I recognize that my theory does not attempt to answer the question
of the survival of human consciousness. It is however, a model of human
consciousness which permit such a question to be asked. In the hundreds
of scientific studies which could be designed to analyze to answer aspects
of this theory, the answers about consciousness may be achieved. Many
times, in scientific progress, there is initially no clear cut logical
link between the initial study and ultimate answer.
What kinds of studies am I talking about? Just as I have gone out on
a limb to describe a novel theory that human dissociative states are
simply our right temporal lobes interacting with nonlocal reality, I
will present one such possible study.
To date, there is no empirical local reality based marker for near
death experiences. They are subjective experiences reported by research
subjects who often have suffered brain dysfunction. Although such experiences
have been shown to occur at the point of death, it is possible that
they are simply hallucinations of the brain. My theory conversely proposes
that in fact they represent real events of nonlocal nature, and strongly
suggest the possibility of the survival of human consciousness. There
is not, as yet, any clear cut way to define a near death experience
in objective terms, making further research in the field problematic.
Near death experiences have been anecdotally related to remarkable
healings. These are recoveries from fatal illness associated with highly
mortality rate even with modern medical care. For example, I was involved
with a case in which an eight year old girls survived fulminate E.coli
poisoning which had killed several other children.

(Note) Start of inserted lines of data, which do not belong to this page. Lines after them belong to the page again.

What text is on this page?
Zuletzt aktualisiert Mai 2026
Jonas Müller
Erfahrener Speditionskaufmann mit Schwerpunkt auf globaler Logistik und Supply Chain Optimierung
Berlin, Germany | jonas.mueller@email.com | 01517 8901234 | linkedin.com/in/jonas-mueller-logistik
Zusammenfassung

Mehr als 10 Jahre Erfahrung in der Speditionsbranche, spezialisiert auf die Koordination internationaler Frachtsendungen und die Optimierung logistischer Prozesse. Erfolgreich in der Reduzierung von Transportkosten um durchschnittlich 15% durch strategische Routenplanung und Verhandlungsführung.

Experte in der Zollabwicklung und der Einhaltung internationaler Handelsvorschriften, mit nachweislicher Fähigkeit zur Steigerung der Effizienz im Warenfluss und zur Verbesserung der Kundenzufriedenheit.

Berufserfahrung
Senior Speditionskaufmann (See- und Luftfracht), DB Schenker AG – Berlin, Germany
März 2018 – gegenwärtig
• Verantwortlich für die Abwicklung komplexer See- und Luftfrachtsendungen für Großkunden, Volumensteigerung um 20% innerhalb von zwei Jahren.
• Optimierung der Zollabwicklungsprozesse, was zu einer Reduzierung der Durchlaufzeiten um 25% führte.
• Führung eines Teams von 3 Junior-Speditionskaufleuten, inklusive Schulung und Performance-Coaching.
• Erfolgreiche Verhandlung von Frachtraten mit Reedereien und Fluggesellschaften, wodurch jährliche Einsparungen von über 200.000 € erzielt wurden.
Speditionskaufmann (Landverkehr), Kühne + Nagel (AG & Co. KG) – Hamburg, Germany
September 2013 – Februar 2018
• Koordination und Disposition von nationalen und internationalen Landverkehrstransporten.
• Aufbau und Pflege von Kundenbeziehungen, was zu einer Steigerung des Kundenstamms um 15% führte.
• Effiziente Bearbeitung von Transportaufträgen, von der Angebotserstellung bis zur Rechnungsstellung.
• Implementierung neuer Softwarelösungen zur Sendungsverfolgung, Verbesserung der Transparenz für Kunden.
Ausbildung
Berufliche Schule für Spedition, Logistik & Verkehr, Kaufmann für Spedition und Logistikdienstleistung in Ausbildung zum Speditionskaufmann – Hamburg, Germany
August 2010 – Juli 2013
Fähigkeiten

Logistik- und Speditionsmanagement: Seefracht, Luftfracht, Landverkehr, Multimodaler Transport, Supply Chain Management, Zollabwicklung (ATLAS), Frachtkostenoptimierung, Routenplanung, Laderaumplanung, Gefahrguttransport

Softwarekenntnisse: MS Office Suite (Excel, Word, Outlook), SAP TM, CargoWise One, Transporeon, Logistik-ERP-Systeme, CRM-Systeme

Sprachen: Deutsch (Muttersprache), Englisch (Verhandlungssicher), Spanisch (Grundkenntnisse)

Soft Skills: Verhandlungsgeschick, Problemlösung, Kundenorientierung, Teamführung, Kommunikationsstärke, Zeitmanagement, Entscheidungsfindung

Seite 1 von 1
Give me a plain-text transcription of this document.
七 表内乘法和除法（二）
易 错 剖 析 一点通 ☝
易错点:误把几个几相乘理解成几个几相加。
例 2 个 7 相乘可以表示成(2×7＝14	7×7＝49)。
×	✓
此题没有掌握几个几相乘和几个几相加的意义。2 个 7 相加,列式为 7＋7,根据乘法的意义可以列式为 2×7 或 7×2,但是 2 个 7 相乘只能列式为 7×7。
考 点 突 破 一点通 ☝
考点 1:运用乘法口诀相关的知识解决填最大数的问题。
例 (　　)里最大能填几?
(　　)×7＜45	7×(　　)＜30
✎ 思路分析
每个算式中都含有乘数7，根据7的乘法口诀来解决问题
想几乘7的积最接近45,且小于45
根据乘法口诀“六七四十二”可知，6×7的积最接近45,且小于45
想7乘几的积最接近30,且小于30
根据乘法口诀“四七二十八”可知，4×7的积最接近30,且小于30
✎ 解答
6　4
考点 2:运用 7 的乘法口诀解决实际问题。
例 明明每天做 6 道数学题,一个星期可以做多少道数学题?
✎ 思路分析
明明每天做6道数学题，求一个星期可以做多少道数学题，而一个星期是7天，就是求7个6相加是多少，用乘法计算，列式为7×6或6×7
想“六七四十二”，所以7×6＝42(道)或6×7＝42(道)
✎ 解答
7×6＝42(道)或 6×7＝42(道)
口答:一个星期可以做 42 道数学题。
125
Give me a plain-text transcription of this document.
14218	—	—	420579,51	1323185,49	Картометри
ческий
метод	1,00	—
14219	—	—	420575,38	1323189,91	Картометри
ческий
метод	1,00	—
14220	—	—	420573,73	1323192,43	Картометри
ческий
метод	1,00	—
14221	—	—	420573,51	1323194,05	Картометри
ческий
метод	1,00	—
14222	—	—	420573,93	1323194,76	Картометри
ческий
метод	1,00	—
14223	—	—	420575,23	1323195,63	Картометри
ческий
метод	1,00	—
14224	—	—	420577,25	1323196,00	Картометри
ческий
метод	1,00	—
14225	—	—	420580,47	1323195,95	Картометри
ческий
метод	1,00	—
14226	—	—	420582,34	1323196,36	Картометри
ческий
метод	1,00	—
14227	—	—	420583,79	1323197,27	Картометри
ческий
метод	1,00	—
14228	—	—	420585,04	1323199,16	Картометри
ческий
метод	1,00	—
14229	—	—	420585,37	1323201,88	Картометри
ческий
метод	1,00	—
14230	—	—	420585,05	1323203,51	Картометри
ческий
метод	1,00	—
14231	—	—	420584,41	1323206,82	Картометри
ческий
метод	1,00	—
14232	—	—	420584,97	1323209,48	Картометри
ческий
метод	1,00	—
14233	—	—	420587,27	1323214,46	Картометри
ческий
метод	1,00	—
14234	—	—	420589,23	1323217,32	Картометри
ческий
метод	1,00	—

Her chance of survival
was less than 5% and yet she made a full recovery. She reported three
vivid near death experiences at times she was clinically dead and resuscitated
by medical technology. It is not clear if the NDEs are the cause of
her recovery or simply associated with it.
Survivors of near death experiences further undergo a transformation
which usually involves a healthy mental and physical lifestyle. Such
a lifestyle has been documented as being associated with a particular
immune profile. These studies were not done on survivors of near death
experiences, but rather of people who were optimistic or who felt connected
with their fellow men, or who exercised regularly, all psychological
and behavioral factors associated with NDEs. No studies have been done
associating NDEs or spiritual experiences with similar immune system
markers.
If near death experiences were likewise found to have a specific immune
system profile, such a finding would then be an invaluable research
tool which could be used in dozens of other studies. Studies, for example,
could be done to analyze the similarities and differences of clinically
versus experimentally induced NDEs, with an objective finding (immune
functions) which would greatly assist in the analysis.
I realize that these studies are not exciting and sexy, and unlikely
to result in a best selling book. The field of consciousness research
is similar to a basketball game, in which currently each participant
is trying to win the game all by him or herself with a dramatic slam
dunk. We are all looking for the smoking gun, the case that proves life
after death: the white feather that proves all crows aren’t black.
I charge this conference with a different mission: to come up with
half a dozen half baked theories and two dozen tiny projects that any
graduate student looking for an easy idea for a dissertation can implement.
In other words, to do the boring, hard work that will bring this field
out of the 19th century and into the 21st century.